Cilantro Rice is a very healthy and flavorful rice recipe and is easy to make. It is a good lunch and/or dinner recipe.
Basmati Rice – 1 cup (soaked for 30 minutes in water)
Water – 2 cups
Cilantro – 1 cup (tightly packed)
Green Chilli – 2
Ginger – 1 ½ inch long piece
Garlic Pods – 6
Ghee or Oil – 2 tbsp
Cashews – 12 (optional)
Cinnamon Stick – 2 pieces
Star Anise – 1
Whole Green Cardoman – 2
Black Cardoman – 1
Black Pepper – 10
Cloves – 4
Onion – 1 (sliced)
Green Chilli – 2 (sliced)
Capsicum – 1 (cut into small cubes)
Carrot, Potato, Green Peas – all cut into small pieces – 1 cup
Turmeric Powder – ¼ tsp
Lemon Juice – 1 tsp
Salt to taste
Soak Rice in water for 30 minutes, Strain the water and keep the Rice aside.
Grind all the items under “To Grind” column to a fine paste. Keep aside.
Heat the Ghee or Oil in a pressure cooker. Fry Cashew Nuts to golden brown. Transfer to a small plate.
Add Cinnamon, Cloves, Star Anise, Green and Black Cardoman and Pepper to the pan. Stir for a minute in low flame.
Add the slit Onions and the Green Chilli. Sauté till the Onion become translucent.
Add mixed vegetables except Capsicum.
Add Salt and Turmeric Powder. Cover and simmer for 4 to 5 minutes in low flame.
Add the Capsicum now and the Cilantro paste. Sauté it for a couple of minutes in medium flame.

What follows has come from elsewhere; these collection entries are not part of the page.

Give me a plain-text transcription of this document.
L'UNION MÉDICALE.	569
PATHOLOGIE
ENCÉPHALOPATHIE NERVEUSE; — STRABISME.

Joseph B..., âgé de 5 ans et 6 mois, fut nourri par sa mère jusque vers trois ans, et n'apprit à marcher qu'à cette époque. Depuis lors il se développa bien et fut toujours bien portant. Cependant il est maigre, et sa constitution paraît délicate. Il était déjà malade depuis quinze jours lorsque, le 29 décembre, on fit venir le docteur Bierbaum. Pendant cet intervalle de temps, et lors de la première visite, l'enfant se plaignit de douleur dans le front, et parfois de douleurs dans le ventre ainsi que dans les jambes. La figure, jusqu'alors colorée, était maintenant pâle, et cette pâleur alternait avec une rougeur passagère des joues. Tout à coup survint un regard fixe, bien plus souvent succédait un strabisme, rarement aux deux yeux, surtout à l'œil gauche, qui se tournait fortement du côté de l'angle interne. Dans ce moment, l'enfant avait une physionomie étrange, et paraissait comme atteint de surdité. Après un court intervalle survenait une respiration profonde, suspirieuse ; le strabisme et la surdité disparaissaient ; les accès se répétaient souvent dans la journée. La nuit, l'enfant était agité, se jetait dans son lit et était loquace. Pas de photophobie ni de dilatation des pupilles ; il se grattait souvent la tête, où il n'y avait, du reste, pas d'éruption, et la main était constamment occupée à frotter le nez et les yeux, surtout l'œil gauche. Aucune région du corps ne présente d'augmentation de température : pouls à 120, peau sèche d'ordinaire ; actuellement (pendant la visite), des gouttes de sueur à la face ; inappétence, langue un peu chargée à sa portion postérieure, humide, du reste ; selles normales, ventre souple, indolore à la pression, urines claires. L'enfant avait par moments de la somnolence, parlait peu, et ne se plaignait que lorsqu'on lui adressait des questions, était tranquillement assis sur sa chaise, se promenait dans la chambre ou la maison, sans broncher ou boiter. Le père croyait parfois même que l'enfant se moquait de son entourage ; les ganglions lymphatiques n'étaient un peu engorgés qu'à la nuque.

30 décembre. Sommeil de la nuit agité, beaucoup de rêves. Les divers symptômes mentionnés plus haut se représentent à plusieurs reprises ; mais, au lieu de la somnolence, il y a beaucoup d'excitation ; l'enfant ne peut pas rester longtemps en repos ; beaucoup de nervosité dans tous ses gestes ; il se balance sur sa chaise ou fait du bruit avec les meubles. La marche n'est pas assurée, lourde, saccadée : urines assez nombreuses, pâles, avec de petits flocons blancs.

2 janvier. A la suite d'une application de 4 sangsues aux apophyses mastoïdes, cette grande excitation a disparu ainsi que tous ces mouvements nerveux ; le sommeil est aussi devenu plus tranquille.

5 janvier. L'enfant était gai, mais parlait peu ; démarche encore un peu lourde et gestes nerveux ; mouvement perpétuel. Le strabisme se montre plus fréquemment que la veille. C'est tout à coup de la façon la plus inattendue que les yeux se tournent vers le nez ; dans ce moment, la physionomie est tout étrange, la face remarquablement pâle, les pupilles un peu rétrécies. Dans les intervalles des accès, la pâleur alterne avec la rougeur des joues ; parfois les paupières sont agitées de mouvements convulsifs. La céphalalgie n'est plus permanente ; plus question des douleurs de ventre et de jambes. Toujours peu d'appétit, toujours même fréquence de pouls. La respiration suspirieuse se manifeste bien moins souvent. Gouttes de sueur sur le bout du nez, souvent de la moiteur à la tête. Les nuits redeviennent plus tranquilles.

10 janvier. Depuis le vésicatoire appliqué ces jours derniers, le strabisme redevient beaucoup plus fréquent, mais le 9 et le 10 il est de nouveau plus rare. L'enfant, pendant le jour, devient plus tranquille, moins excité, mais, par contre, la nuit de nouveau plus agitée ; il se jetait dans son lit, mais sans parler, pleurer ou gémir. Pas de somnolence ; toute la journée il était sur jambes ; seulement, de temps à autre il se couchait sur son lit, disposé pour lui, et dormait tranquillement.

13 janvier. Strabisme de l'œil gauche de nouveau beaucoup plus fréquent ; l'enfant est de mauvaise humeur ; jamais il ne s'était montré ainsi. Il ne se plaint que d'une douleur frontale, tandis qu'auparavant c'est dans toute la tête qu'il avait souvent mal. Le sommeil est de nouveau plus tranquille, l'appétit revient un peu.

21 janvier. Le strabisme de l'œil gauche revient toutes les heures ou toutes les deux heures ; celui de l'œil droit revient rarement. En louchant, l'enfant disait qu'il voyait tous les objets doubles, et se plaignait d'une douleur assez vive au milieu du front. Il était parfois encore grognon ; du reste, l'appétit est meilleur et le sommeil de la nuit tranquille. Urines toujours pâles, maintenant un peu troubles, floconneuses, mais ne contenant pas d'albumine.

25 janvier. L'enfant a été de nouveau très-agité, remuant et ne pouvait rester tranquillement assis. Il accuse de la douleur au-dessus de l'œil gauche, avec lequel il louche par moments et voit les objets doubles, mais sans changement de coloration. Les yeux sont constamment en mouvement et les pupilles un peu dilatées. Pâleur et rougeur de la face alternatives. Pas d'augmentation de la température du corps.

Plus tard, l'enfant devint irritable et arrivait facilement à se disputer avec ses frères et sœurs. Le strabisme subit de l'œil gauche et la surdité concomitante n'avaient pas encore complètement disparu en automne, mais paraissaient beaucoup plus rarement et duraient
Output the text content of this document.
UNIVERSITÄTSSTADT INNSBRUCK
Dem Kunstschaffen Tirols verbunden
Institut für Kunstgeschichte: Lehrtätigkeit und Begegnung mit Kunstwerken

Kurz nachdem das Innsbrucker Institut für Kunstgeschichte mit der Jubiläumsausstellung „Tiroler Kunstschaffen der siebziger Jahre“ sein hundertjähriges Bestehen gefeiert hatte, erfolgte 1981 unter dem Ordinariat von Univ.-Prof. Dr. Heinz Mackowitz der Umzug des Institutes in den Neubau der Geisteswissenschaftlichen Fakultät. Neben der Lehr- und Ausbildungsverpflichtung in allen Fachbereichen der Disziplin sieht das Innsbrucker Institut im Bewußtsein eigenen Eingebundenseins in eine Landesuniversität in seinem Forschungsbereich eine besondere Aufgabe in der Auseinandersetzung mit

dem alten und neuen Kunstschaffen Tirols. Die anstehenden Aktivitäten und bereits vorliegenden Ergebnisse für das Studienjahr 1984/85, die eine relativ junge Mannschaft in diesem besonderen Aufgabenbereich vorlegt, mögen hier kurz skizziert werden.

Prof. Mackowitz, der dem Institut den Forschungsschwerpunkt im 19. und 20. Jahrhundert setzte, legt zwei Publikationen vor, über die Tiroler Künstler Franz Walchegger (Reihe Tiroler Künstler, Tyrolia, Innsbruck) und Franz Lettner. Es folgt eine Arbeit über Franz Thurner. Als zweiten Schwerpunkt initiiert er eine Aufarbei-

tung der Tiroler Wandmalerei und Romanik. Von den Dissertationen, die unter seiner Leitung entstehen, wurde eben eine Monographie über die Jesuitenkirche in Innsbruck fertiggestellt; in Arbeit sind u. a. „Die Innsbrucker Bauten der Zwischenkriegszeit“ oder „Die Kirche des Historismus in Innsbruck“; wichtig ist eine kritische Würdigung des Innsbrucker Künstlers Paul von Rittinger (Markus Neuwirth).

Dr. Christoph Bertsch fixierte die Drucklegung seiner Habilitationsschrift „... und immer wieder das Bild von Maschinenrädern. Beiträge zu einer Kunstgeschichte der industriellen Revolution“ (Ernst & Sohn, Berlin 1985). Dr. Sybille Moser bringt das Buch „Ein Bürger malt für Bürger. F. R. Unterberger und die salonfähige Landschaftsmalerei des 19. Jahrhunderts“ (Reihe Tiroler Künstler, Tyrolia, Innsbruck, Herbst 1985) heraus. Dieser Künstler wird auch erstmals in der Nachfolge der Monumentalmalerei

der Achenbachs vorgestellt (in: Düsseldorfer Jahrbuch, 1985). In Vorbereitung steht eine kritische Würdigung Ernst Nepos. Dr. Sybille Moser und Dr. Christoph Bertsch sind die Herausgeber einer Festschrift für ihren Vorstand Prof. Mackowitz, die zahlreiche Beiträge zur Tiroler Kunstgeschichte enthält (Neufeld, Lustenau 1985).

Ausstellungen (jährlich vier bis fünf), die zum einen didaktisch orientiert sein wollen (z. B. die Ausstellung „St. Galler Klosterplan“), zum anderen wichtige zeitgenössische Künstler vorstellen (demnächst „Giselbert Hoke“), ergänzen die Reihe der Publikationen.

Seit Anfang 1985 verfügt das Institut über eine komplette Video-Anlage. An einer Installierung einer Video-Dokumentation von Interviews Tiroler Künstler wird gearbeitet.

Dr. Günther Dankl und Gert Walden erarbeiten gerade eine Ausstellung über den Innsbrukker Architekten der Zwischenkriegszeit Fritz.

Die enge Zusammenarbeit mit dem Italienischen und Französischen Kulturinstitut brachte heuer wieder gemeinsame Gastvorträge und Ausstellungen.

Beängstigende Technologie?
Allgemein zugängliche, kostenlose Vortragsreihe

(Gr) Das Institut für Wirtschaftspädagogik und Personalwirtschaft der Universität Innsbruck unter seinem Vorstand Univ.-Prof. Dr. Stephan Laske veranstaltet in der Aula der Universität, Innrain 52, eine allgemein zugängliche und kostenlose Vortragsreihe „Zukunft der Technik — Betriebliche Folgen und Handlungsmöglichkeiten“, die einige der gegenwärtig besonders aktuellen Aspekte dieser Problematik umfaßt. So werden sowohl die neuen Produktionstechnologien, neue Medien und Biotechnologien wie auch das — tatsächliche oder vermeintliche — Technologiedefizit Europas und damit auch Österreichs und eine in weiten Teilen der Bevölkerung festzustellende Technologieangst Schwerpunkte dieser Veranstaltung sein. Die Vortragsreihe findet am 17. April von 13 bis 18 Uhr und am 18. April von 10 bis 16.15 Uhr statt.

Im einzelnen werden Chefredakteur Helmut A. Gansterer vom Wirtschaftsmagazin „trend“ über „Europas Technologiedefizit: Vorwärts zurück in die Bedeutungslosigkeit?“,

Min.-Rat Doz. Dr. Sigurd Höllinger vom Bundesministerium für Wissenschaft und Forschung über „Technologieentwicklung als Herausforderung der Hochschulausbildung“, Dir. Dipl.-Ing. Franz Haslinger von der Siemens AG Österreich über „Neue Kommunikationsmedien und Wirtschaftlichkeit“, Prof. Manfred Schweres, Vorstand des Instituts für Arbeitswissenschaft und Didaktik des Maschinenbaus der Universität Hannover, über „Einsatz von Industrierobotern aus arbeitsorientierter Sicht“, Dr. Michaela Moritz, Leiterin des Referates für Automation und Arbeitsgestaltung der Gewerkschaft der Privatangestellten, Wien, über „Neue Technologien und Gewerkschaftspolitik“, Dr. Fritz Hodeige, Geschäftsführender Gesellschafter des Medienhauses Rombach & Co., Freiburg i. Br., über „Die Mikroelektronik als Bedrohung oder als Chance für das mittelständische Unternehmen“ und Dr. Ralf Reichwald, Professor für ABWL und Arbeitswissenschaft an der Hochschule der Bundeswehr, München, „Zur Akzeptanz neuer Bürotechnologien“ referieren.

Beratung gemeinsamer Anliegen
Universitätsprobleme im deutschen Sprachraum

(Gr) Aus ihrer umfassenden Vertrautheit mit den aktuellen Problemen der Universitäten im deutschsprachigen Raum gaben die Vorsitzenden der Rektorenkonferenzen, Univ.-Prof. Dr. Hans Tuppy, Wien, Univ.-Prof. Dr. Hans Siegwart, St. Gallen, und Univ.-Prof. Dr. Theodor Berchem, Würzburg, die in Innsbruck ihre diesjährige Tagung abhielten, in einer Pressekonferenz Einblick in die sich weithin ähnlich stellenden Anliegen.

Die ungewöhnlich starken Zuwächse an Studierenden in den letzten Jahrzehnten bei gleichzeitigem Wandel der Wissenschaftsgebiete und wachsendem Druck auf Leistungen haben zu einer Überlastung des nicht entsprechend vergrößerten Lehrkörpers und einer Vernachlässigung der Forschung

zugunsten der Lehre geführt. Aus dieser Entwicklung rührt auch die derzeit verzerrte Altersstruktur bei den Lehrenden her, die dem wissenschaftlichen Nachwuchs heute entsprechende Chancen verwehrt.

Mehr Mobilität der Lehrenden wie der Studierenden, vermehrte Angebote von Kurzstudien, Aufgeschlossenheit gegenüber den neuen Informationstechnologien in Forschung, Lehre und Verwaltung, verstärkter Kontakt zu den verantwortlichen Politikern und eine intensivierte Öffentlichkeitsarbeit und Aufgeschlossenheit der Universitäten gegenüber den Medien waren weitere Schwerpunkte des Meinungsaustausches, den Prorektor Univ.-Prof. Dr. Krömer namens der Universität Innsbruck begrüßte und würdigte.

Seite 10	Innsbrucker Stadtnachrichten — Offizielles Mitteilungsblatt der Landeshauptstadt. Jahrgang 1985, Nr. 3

Add the soaked Rice and stir for 4 to 5 minutes.
Add 2 cups of water. Adjust Salt. Simmer for 2 to 3 minutes.
Add Lemon Juice and fried Cashew Nuts. Pressure cook for one whistle. Switch off the flame.
Open the lid when the pressure releases on its own. Mix the rice gently with a fork without breaking the grain of the rice.
Serve hot with Raita, Papad or Pickle.
You can add French Beans, Cauliflower and Broccoli also to this recipe.